History.—In the time of the Romans the country now known as Forfarshire was inhabited by Picts, of whose occupation there are evidences in remains of weems, or underground houses. Traces of Roman camps and stone forts are common, and there are vitrified forts at Finhaven, Dumsturdy Muir, the hill of Laws near Monifieth and at other points. Spearheads, battleaxes, sepulchral deposits, Scandinavian bronze pins, and other antiquarian relics testify to periods of storm and stress before the land settled down into order, towards which the Church was a powerful contributor. In the earliest days strife was frequent. The battle in which Agricola defeated Galgacus is supposed to have occurred in the Forfarshire Grampians (A.D. 84); the Northumbrian King Egfrith and the Pictish king Burde fought near Dunnichen in 685, the former being slain; conflicts with the Danes took place at Aberlemno and other spots; Elpin king of the Scots was defeated by Aerigus in the parish of Liff in 730; at Restennet, about 835, the Picts and Scots had a bitter encounter. In later times the principal historical events, whether of peace or war, were more immediately connected with burghs than with the county as a whole.
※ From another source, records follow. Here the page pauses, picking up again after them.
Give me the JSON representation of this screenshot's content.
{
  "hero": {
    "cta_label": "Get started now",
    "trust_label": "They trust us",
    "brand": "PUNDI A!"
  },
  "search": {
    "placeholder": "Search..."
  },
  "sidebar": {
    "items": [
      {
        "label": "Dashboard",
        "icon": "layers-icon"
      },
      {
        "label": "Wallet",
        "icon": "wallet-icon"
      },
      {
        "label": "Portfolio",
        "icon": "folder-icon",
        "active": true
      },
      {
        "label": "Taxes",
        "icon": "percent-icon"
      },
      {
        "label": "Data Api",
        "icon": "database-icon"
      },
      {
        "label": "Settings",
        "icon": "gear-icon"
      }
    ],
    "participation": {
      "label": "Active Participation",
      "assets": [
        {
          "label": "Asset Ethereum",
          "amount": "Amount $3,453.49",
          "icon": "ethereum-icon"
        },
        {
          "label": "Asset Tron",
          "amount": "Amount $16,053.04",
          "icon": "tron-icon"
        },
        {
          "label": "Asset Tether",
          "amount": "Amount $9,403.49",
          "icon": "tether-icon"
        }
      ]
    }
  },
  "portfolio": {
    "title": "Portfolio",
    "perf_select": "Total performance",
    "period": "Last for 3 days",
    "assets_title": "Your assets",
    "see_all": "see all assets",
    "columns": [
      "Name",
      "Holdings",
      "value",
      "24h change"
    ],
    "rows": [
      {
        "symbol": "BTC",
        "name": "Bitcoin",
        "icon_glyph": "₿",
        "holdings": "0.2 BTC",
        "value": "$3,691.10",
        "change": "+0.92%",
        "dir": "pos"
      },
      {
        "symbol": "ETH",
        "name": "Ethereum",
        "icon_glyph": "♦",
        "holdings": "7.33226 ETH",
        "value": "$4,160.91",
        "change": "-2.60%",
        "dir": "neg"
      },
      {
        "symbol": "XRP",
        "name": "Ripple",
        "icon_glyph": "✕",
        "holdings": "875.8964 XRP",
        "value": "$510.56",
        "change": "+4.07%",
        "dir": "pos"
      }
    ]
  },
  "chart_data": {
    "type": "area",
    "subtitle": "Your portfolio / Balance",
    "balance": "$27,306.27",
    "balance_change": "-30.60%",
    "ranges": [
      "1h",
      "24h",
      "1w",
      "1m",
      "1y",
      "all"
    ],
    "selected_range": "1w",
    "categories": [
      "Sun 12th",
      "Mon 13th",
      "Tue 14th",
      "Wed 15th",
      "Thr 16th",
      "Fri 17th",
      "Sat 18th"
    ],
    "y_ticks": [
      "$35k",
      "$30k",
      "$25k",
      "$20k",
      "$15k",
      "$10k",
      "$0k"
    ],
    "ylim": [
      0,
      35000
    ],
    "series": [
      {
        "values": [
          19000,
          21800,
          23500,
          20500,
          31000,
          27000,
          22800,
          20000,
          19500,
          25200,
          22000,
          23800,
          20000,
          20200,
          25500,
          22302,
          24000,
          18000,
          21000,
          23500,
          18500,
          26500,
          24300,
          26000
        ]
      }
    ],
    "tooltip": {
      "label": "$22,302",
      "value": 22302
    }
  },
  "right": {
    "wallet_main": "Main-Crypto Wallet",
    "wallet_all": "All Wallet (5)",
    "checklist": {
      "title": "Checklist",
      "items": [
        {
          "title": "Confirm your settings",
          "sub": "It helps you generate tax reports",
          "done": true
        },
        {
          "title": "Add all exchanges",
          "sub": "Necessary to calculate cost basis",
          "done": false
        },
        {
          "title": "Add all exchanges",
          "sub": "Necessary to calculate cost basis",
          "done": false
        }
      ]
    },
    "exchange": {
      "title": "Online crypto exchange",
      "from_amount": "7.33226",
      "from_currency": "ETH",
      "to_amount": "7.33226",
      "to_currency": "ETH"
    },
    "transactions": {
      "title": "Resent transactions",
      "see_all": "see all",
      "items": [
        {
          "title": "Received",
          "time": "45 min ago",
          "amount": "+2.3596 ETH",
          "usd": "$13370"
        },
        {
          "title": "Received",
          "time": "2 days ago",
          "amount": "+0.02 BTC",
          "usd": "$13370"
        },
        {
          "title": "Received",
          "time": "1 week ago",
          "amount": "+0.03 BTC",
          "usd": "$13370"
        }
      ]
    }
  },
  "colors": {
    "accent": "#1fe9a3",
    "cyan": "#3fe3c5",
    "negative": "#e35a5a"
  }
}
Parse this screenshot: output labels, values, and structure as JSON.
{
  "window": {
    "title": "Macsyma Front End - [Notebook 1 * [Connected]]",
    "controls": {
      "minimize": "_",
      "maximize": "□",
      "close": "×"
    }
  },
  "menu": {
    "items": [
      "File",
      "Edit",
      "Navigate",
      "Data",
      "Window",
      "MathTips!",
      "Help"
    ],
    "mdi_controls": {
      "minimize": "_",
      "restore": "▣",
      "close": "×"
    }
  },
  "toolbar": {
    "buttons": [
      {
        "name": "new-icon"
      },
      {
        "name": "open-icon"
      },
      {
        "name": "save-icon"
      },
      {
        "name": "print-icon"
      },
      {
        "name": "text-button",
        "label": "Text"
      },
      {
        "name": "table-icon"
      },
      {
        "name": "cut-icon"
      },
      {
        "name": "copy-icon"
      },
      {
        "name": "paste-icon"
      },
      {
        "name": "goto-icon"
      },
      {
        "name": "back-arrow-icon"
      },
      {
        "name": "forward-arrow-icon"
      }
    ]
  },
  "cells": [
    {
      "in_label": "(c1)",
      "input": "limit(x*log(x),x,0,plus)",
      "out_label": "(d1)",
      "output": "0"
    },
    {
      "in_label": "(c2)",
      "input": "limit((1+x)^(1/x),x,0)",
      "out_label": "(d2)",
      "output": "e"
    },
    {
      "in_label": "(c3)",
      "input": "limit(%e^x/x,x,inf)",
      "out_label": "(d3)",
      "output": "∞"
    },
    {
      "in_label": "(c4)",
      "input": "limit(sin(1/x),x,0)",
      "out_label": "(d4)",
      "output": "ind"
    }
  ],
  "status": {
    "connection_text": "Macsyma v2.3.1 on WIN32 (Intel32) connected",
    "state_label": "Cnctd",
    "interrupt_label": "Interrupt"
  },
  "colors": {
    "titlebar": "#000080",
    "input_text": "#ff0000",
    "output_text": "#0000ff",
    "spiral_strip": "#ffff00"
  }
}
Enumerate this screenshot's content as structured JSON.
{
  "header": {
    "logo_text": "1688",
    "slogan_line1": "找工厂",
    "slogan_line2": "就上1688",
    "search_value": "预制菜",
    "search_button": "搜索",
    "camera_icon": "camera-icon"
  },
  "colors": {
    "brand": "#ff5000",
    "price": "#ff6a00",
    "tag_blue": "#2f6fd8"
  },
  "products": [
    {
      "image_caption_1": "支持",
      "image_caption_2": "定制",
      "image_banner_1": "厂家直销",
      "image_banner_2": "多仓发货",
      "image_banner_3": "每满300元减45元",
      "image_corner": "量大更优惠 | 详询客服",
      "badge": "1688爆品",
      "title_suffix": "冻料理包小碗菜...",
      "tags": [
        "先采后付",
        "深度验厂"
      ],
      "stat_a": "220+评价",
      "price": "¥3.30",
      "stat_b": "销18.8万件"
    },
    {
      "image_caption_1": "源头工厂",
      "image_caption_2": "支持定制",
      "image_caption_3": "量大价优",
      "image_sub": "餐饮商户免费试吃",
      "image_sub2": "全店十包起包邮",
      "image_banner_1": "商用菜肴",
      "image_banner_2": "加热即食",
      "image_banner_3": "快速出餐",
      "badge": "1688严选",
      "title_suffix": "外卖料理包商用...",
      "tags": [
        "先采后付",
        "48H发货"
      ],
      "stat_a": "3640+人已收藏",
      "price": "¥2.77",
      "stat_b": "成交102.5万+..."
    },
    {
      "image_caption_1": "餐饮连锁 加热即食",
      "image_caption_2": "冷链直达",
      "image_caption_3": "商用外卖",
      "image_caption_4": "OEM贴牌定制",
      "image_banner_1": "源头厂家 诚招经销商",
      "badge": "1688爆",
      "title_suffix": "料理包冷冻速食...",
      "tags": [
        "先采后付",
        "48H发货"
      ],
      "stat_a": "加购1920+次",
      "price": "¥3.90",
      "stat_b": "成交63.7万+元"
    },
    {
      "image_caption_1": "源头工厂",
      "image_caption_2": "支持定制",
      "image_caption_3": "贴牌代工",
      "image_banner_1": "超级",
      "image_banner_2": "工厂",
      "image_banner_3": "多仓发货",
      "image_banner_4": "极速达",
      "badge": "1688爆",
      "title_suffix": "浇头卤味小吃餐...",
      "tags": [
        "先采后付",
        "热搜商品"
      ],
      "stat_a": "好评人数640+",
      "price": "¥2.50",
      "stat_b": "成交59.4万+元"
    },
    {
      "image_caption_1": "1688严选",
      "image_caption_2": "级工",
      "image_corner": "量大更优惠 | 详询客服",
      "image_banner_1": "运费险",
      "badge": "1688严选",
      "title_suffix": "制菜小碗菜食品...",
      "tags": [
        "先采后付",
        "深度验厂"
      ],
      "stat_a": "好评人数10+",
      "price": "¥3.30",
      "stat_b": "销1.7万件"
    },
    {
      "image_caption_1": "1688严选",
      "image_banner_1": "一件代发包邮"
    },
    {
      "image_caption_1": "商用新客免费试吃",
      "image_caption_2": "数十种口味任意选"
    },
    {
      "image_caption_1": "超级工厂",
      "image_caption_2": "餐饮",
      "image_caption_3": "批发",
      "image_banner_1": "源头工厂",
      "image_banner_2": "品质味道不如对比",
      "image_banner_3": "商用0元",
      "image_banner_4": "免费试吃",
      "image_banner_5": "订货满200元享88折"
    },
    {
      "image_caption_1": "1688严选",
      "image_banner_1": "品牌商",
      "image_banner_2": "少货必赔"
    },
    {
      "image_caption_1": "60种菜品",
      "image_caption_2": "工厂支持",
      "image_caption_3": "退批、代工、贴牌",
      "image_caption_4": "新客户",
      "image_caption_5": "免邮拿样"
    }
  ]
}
There is some doubt whether the county was named Angus, its title for several centuries, after a legendary Scottish prince or from the hill of Angus to the east of the church of Aberlemno. It was early governed by hereditary earls and was made a hereditary sheriffdom by David II. The first earl of Angus (by charter of 1389) was George Douglas, an illegitimate son of the 1st earl of Douglas by Margaret Stuart, who was countess of Angus in her own right. On the death of the 1st and only duke of Douglas, who was also 13th earl of Angus, in 1761, the earldom merged in the dukedom of Hamilton. Precisely when the shire became known by the name of the county town has not been ascertained, but probably the usage dates from the 16th century. Among old castles are the roofless square tower of Red Castle at the mouth of the Lunan; the tower of the castle of Auchinleck; the stronghold of Inverquharity near Kirriemuir; the castle of Finhaven; the two towers of old Edzell Castle; the ruins of Melgund Castle, which are fairly complete; the small castle of Newtyle, and the old square tower and gateway of the castle of Craig.
See A. Jervise, Memorials of Angus and Mearns (Edinburgh, 1895); Land of the Lindsays (Edinburgh, 1882); Epitaphs and Inscriptions (Edinburgh, 1879); Earl of Crawford, Lives of the Lindsays (London, 1835); Sir W. Fraser, History of the Carnegies (Edinburgh, 1867); A. H. Millar, Historical Castles and Mansions (Paisley, 1890); G. Hay, History of Arbroath (Arbroath, 1876); D. D. Black, History of Brechin (Edinburgh, 1867).